You haven’t 3x’d your engineering output. You’ve 3x’d the load on your most senior people while giving them worse material to work with.

The Comprehension Gap

Over 40% of junior developers admit to deploying AI-generated code they don’t fully understand. This creates a compounding problem: if the author doesn’t understand the code, who reviews it?

In traditional development, the author is the first line of defense. They know why they made each decision. They can explain trade-offs during review. When a reviewer asks “why did you do it this way?” the author has an answer.

With AI-generated code, the author often is the reviewer — and neither of them understands the code. The original prompt becomes obsolete the moment the code is generated. The code itself becomes the only source of truth, and code is terrible at explaining why it does what it does.

The Compounding Problem

Here’s what really scares me. AI-generated bugs don’t behave like human bugs.

Human bugs cluster around the hard parts. Complex state machines, race conditions, edge cases in business logic. Senior engineers develop an intuition for where human bugs live, because humans make predictable mistakes.

AI bugs are distributed uniformly across the codebase. They show up in the easy parts. Off-by-one errors in pagination logic. Wrong HTTP status codes. Missing null checks on paths that obviously need them. The kind of bugs that make a reviewer think “surely this is correct, it’s so simple” — and then skip the close read.

This means traditional code review heuristics fail. You can’t just focus your review energy on the complex parts anymore. Everything is suspect. Every line needs the same level of scrutiny, and nobody has time for that when you’re drowning in AI-generated PRs.

What Actually Works

I’m not saying stop using AI coding tools. That ship has sailed. But I am saying the industry needs to stop pretending this is a pure productivity win and start treating it like what it is: a risk management problem.

1. Separate generation from integration. AI can write the first draft. A human must own the integration. Not “review and approve” — actually own. Rewrite sections. Add the comments the AI didn’t. Delete the code that doesn’t need to exist.

2. Invest in review tooling, not generation tooling. Every dollar spent making AI write code faster without a corresponding dollar on AI-assisted review is making the problem worse. Automated invariant checking, property-based testing, and semantic diff tools should be table stakes.

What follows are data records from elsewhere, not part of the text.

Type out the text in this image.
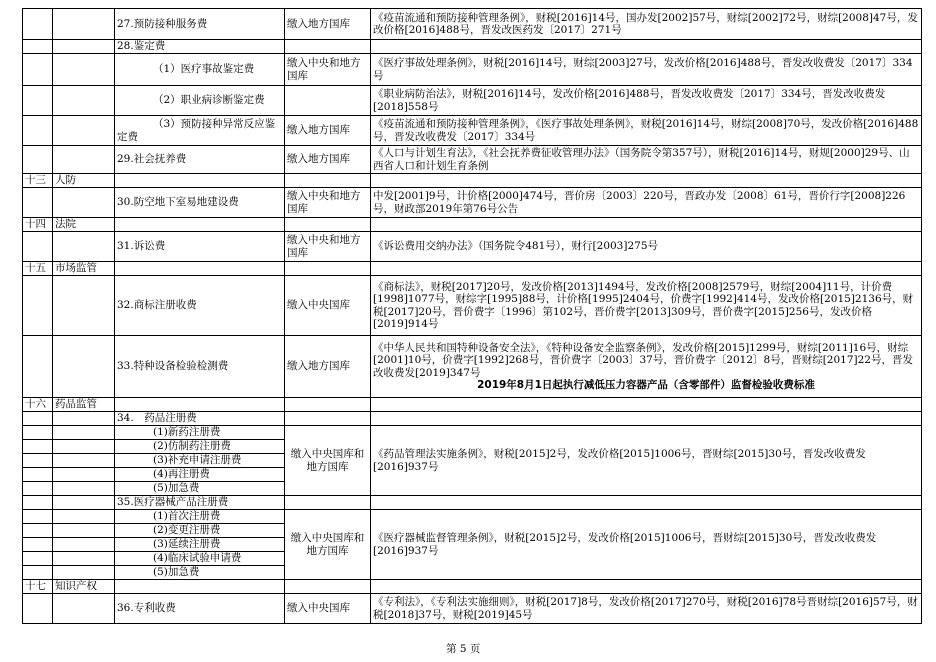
		27.预防接种服务费	缴入地方国库	《疫苗流通和预防接种管理条例》，财税[2016]14号，国办发[2002]57号，财综[2002]72号，财综[2008]47号，发改价格[2016]488号，晋发改医药发〔2017〕271号
		28.鉴定费		
		（1）医疗事故鉴定费	缴入中央和地方国库	《医疗事故处理条例》，财税[2016]14号，财综[2003]27号，发改价格[2016]488号，晋发改收费发〔2017〕334号
		（2）职业病诊断鉴定费		《职业病防治法》，财税[2016]14号，发改价格[2016]488号，晋发改收费发〔2017〕334号，晋发改收费发[2018]558号
		（3）预防接种异常反应鉴定费	缴入地方国库	《疫苗流通和预防接种管理条例》，《医疗事故处理条例》，财税[2016]14号，财综[2008]70号，发改价格[2016]488号，晋发改收费发〔2017〕334号
		29.社会抚养费	缴入地方国库	《人口与计划生育法》，《社会抚养费征收管理办法》（国务院令第357号），财税[2016]14号，财规[2000]29号、山西省人口和计划生育条例
十三	人防			
		30.防空地下室易地建设费	缴入中央和地方国库	中发[2001]9号，计价格[2000]474号，晋价房〔2003〕220号，晋政办发〔2008〕61号，晋价行字[2008]226号，财政部2019年第76号公告
十四	法院			
		31.诉讼费	缴入中央和地方国库	《诉讼费用交纳办法》（国务院令481号），财行[2003]275号
十五	市场监管			
		32.商标注册收费	缴入中央国库	《商标法》，财税[2017]20号，发改价格[2013]1494号，发改价格[2008]2579号，财综[2004]11号，计价费[1998]1077号，财综字[1995]88号，计价格[1995]2404号，价费字[1992]414号，发改价格[2015]2136号，财税[2017]20号，晋价费字〔1996〕第102号，晋价费字[2013]309号，晋价费字[2015]256号，发改价格[2019]914号
		33.特种设备检验检测费	缴入地方国库	《中华人民共和国特种设备安全法》，《特种设备安全监察条例》，发改价格[2015]1299号，财综[2011]16号，财综[2001]10号，价费字[1992]268号，晋价费字〔2003〕37号，晋价费字〔2012〕8号，晋财综[2017]22号，晋发改收费发[2019]347号
2019年8月1日起执行减低压力容器产品（含零部件）监督检验收费标准

十六	药品监管			
		34.　药品注册费		
		(1)新药注册费	缴入中央国库和地方国库	《药品管理法实施条例》，财税[2015]2号，发改价格[2015]1006号，晋财综[2015]30号，晋发改收费发[2016]937号
		(2)仿制药注册费		
		(3)补充申请注册费		
		(4)再注册费		
		(5)加急费		
		35.医疗器械产品注册费		
		(1)首次注册费	缴入中央国库和地方国库	《医疗器械监督管理条例》，财税[2015]2号，发改价格[2015]1006号，晋财综[2015]30号，晋发改收费发[2016]937号
		(2)变更注册费		
		(3)延续注册费		
		(4)临床试验申请费		
		(5)加急费		
十七	知识产权			
		36.专利收费	缴入中央国库	《专利法》，《专利法实施细则》，财税[2017]8号，发改价格[2017]270号，财税[2016]78号晋财综[2016]57号，财税[2018]37号，财税[2019]45号
第 5 页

3. Treat AI PRs as untrusted input. Same as you’d treat a third-party API response. Validate. Sanitize. Don’t assume it’s correct because it compiled.

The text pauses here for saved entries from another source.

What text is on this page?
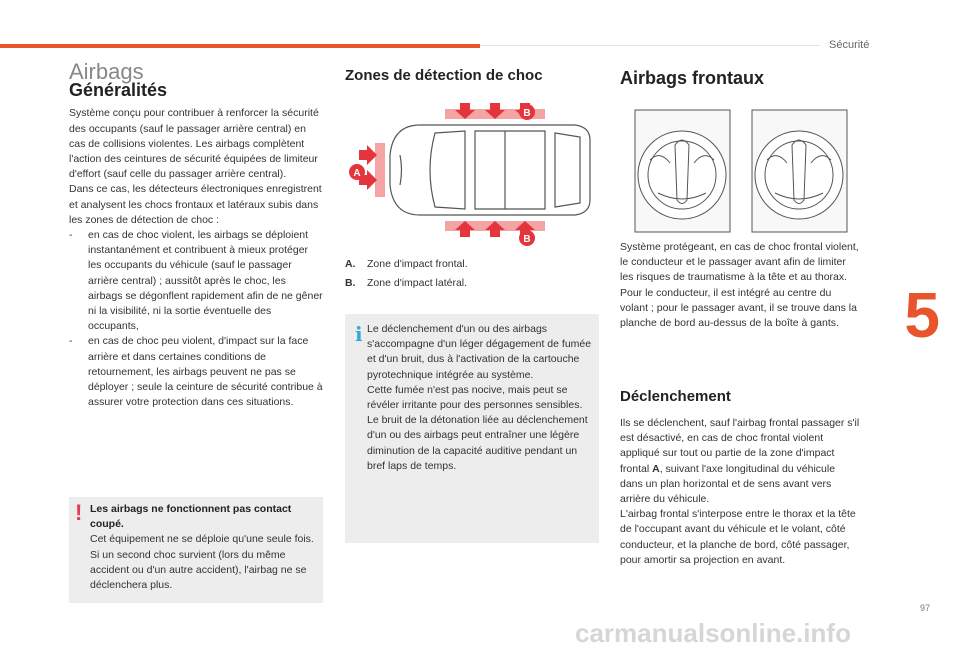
Sécurité
5
Airbags
Généralités

Système conçu pour contribuer à renforcer la sécurité des occupants (sauf le passager arrière central) en cas de collisions violentes. Les airbags complètent l'action des ceintures de sécurité équipées de limiteur d'effort (sauf celle du passager arrière central).

Dans ce cas, les détecteurs électroniques enregistrent et analysent les chocs frontaux et latéraux subis dans les zones de détection de choc :

- en cas de choc violent, les airbags se déploient instantanément et contribuent à mieux protéger les occupants du véhicule (sauf le passager arrière central) ; aussitôt après le choc, les airbags se dégonflent rapidement afin de ne gêner ni la visibilité, ni la sortie éventuelle des occupants,
- en cas de choc peu violent, d'impact sur la face arrière et dans certaines conditions de retournement, les airbags peuvent ne pas se déployer ; seule la ceinture de sécurité contribue à assurer votre protection dans ces situations.
! Les airbags ne fonctionnent pas contact coupé.
Cet équipement ne se déploie qu'une seule fois. Si un second choc survient (lors du même accident ou d'un autre accident), l'airbag ne se déclenchera plus.
Zones de détection de choc
A
B
B
A.	Zone d'impact frontal.
B.	Zone d'impact latéral.
i Le déclenchement d'un ou des airbags s'accompagne d'un léger dégagement de fumée et d'un bruit, dus à l'activation de la cartouche pyrotechnique intégrée au système.

Cette fumée n'est pas nocive, mais peut se révéler irritante pour des personnes sensibles.

Le bruit de la détonation liée au déclenchement d'un ou des airbags peut entraîner une légère diminution de la capacité auditive pendant un bref laps de temps.

Airbags frontaux

Système protégeant, en cas de choc frontal violent, le conducteur et le passager avant afin de limiter les risques de traumatisme à la tête et au thorax.

Pour le conducteur, il est intégré au centre du volant ; pour le passager avant, il se trouve dans la planche de bord au-dessus de la boîte à gants.

Déclenchement

Ils se déclenchent, sauf l'airbag frontal passager s'il est désactivé, en cas de choc frontal violent appliqué sur tout ou partie de la zone d'impact frontal A, suivant l'axe longitudinal du véhicule dans un plan horizontal et de sens avant vers arrière du véhicule.

L'airbag frontal s'interpose entre le thorax et la tête de l'occupant avant du véhicule et le volant, côté conducteur, et la planche de bord, côté passager, pour amortir sa projection en avant.

97
carmanualsonline.info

4. Cap the ratio. If more than 50% of your merged code in a sprint was AI-generated, your review process probably isn’t keeping up. That’s not a productivity flex. That’s a leading indicator of an incident.

5. Run the post-mortem before the outage. Look at your AI-generated code from last month. Audit it like an external dependency. You might be surprised what you find.

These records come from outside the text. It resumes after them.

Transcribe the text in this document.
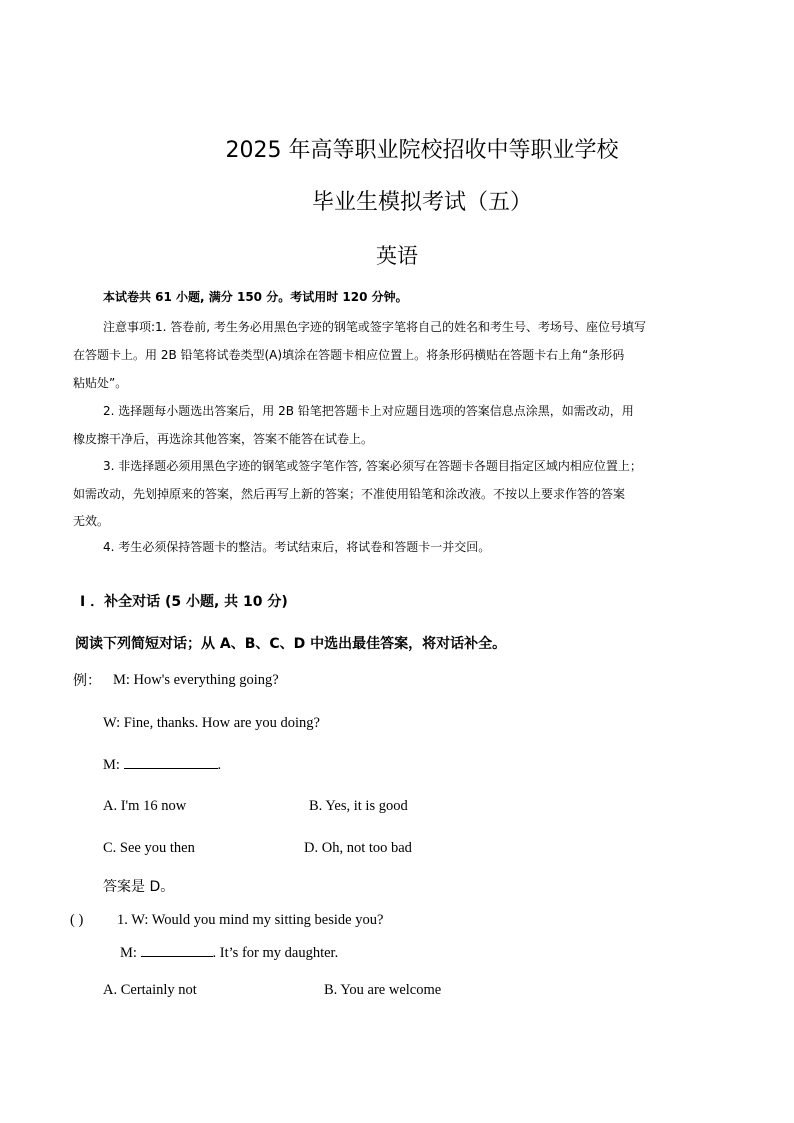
2025 年高等职业院校招收中等职业学校
毕业生模拟考试（五）
英语
本试卷共 61 小题, 满分 150 分。考试用时 120 分钟。
注意事项:1. 答卷前, 考生务必用黑色字迹的钢笔或签字笔将自己的姓名和考生号、考场号、座位号填写
在答题卡上。用 2B 铅笔将试卷类型(A)填涂在答题卡相应位置上。将条形码横贴在答题卡右上角“条形码
粘贴处”。
2. 选择题每小题选出答案后，用 2B 铅笔把答题卡上对应题目选项的答案信息点涂黑，如需改动，用
橡皮擦干净后，再选涂其他答案，答案不能答在试卷上。
3. 非选择题必须用黑色字迹的钢笔或签字笔作答, 答案必须写在答题卡各题目指定区域内相应位置上；
如需改动，先划掉原来的答案，然后再写上新的答案；不准使用铅笔和涂改液。不按以上要求作答的答案
无效。
4. 考生必须保持答题卡的整洁。考试结束后，将试卷和答题卡一并交回。
Ⅰ ．补全对话 (5 小题, 共 10 分)
阅读下列简短对话；从 A、B、C、D 中选出最佳答案，将对话补全。
例： M: How's everything going?
W: Fine, thanks. How are you doing?
M:	.
A. I'm 16 now	B. Yes, it is good
C. See you then	D. Oh, not too bad
答案是 D。
( ) 1. W: Would you mind my sitting beside you?
M:	. It’s for my daughter.
A. Certainly not	B. You are welcome
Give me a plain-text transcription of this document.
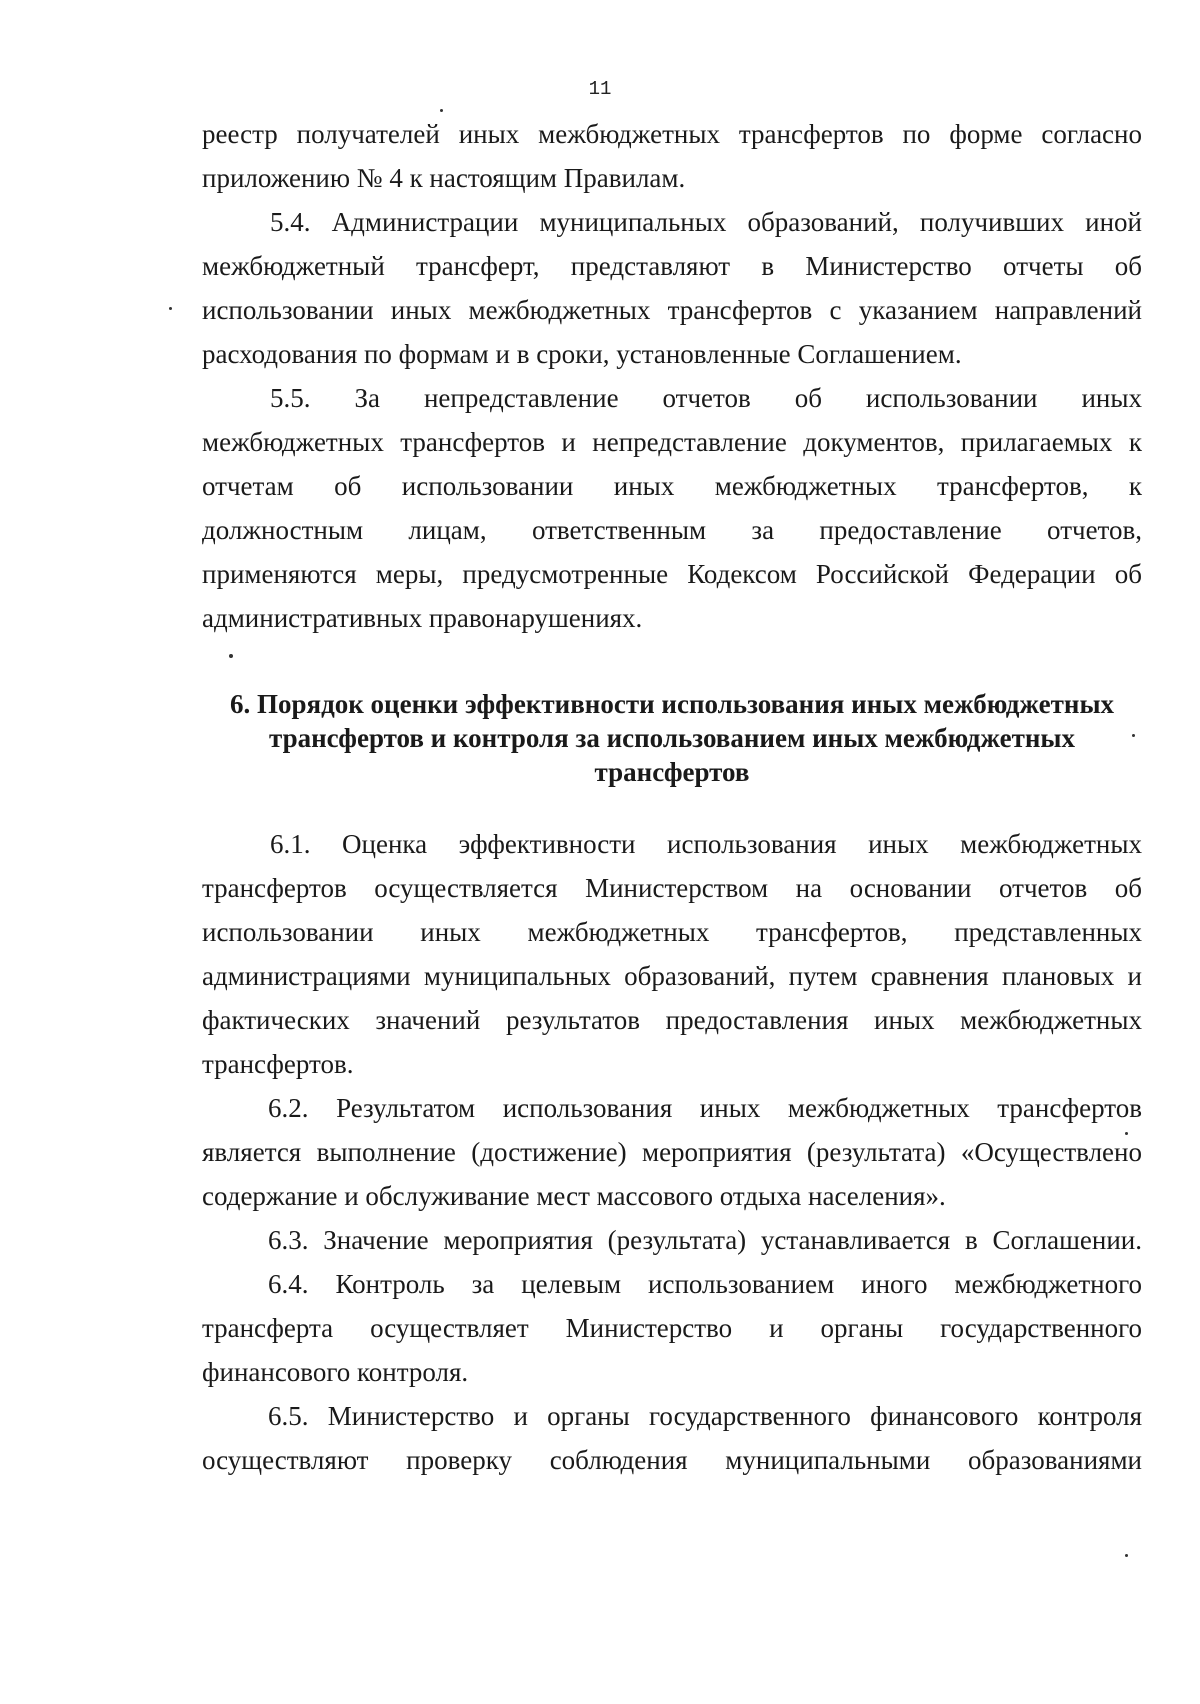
11
реестр получателей иных межбюджетных трансфертов по форме согласно
приложению № 4 к настоящим Правилам.
5.4. Администрации муниципальных образований, получивших иной
межбюджетный трансферт, представляют в Министерство отчеты об
использовании иных межбюджетных трансфертов с указанием направлений
расходования по формам и в сроки, установленные Соглашением.
5.5. За непредставление отчетов об использовании иных
межбюджетных трансфертов и непредставление документов, прилагаемых к
отчетам об использовании иных межбюджетных трансфертов, к
должностным лицам, ответственным за предоставление отчетов,
применяются меры, предусмотренные Кодексом Российской Федерации об
административных правонарушениях.
6. Порядок оценки эффективности использования иных межбюджетных
трансфертов и контроля за использованием иных межбюджетных
трансфертов
6.1. Оценка эффективности использования иных межбюджетных
трансфертов осуществляется Министерством на основании отчетов об
использовании иных межбюджетных трансфертов, представленных
администрациями муниципальных образований, путем сравнения плановых и
фактических значений результатов предоставления иных межбюджетных
трансфертов.
6.2. Результатом использования иных межбюджетных трансфертов
является выполнение (достижение) мероприятия (результата) «Осуществлено
содержание и обслуживание мест массового отдыха населения».
6.3. Значение мероприятия (результата) устанавливается в Соглашении.
6.4. Контроль за целевым использованием иного межбюджетного
трансферта осуществляет Министерство и органы государственного
финансового контроля.
6.5. Министерство и органы государственного финансового контроля
осуществляют проверку соблюдения муниципальными образованиями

The Next AWS Outage Is Already Written

Somewhere right now, an AI coding agent is generating a pull request that will pass CI, get a cursory review from an overloaded senior engineer, merge to main, deploy to production, and bring down a service. Maybe it’s a mishandled retry that creates a thundering herd. Maybe it’s a connection pool misconfiguration. Maybe it’s a subtle type coercion bug that only manifests under load.

The code is already written. It’s sitting in a PR queue. The only question is whether someone catches it before it ships.

The Kiro outage got the headlines because it was dramatic — an AI agent deleting a production environment. But the slower, quieter failure is worse: thousands of AI-generated PRs merging every day with bugs that humans wouldn’t have written, reviewed by engineers who don’t have time to catch them.

We optimized for code generation velocity while systematically underinvesting in code comprehension, review, and validation.

We built the machines that write the code. We forgot to build the machines that check it.